The Hormuz closure added a geopolitical dimension to what was already a structural cost problem. California’s dependence on Middle Eastern crude oil that must transit the world’s most strategically contested waterway, means that international conflicts thousands of miles away ripple directly into the price a San Joaquin Valley almond grower pays to run a harvester. The LCFS changes also directly affect the agricultural community’s ability to participate in the biofuel economy: CARB’s new rules cap crop-based biofuels and phase out incentives for dairy methane digesters, limiting two revenue streams that California farms had hoped would offset transition costs.

Green Ports, Fossil Fuel Cargoes

Even California’s ports present a study in contrast. Long Beach Container Terminal has transitioned 67% of its cargo handling equipment to electric and secured over $100 million in federal and state grants for clean infrastructure. The Ports of Long Beach and Los Angeles have entered a binding agreement to develop zero-emission port infrastructure by 2029.

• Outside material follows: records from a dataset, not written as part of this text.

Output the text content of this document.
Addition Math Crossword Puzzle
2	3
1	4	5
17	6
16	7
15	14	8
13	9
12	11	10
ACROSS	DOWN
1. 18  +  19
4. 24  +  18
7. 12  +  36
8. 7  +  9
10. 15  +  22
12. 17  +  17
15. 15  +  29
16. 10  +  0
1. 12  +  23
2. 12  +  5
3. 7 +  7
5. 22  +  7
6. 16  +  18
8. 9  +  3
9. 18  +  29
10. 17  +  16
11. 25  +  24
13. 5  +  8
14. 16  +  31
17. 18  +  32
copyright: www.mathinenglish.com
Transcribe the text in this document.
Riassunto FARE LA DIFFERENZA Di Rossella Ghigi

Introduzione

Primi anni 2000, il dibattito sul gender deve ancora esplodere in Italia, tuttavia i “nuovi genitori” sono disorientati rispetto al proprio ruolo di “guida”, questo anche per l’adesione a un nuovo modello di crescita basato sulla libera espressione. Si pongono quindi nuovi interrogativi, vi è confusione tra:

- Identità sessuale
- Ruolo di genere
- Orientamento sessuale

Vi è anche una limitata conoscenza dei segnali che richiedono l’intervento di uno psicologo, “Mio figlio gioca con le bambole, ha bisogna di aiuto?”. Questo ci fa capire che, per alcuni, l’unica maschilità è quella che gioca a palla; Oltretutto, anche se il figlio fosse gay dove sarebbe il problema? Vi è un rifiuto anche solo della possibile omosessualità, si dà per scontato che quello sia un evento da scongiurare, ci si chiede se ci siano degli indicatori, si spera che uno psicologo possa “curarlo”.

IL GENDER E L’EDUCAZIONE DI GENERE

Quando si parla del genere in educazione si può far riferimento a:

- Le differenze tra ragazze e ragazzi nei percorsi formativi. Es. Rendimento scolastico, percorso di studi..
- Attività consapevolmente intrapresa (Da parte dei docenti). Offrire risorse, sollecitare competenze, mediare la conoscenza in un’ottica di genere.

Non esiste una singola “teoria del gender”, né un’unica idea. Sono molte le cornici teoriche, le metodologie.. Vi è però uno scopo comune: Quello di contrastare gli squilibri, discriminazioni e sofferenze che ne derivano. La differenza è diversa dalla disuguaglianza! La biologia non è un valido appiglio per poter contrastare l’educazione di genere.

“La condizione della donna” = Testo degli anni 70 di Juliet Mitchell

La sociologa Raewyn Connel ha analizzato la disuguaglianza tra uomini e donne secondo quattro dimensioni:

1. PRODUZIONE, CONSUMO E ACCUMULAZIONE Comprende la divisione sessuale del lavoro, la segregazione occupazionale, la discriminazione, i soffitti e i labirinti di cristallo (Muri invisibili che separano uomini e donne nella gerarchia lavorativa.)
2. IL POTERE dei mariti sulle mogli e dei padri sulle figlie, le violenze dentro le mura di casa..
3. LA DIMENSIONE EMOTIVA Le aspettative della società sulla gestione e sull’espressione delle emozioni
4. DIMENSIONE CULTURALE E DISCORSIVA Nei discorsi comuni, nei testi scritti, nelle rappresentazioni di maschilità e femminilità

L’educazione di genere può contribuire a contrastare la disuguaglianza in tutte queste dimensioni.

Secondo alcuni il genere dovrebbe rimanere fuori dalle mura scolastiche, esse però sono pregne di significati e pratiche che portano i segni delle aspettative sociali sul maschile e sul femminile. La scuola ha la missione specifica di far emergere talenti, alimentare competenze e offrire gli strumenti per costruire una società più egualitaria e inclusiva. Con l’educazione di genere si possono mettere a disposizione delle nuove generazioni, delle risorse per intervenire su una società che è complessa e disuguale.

The cranes unloading the ships are increasingly electric. The ships themselves continue to deliver fossil fuels.

A Structural Problem, Not Just a Political One

To be fair, the structural drivers of California’s oil dependency are not purely political. In-state crude production has fallen steadily for four decades largely due to geology and economics. California has been pumping oil for 150 years and much of what remains requires energy-intensive extraction. Nearly half of recently approved drilling permits have gone unused, as refiners choose to source crude from cheaper global markets rather than drill domestically.

But that complexity does not dissolve the core tension. Tankers transporting foreign crude emit approximately 50% more CO₂ per barrel-mile than pipelines or rail, meaning California’s import dependency is actively adding to the carbon footprint the state is pledging to eliminate. California’s own Legislative Analyst’s Office has warned that the state’s 2045 plan lacks sufficient detail, cautioning that failing to develop a credible path to statewide greenhouse gas goals could undermine California’s ability to serve as a model for other jurisdictions.

California still consumes between five and six times more petroleum than it produces. Its foreign oil dependency has tripled in two decades. Its refineries are closing. Its special fuel standards lock it into a narrow set of global suppliers. And the 2045 net zero deadline is now less than 19 years away.

For the farmers feeding the nation from the Central Valley, that gap is not measured in policy documents or press releases. It is measured in dollars per gallon, dollars per acre, and the margin between a viable harvest and a farm that cannot survive another season.

The gap between California’s green ambitions and its fossil fuel present is not a matter of political spin, it is a documented, data-backed reality that the state’s policymakers have yet to bridge.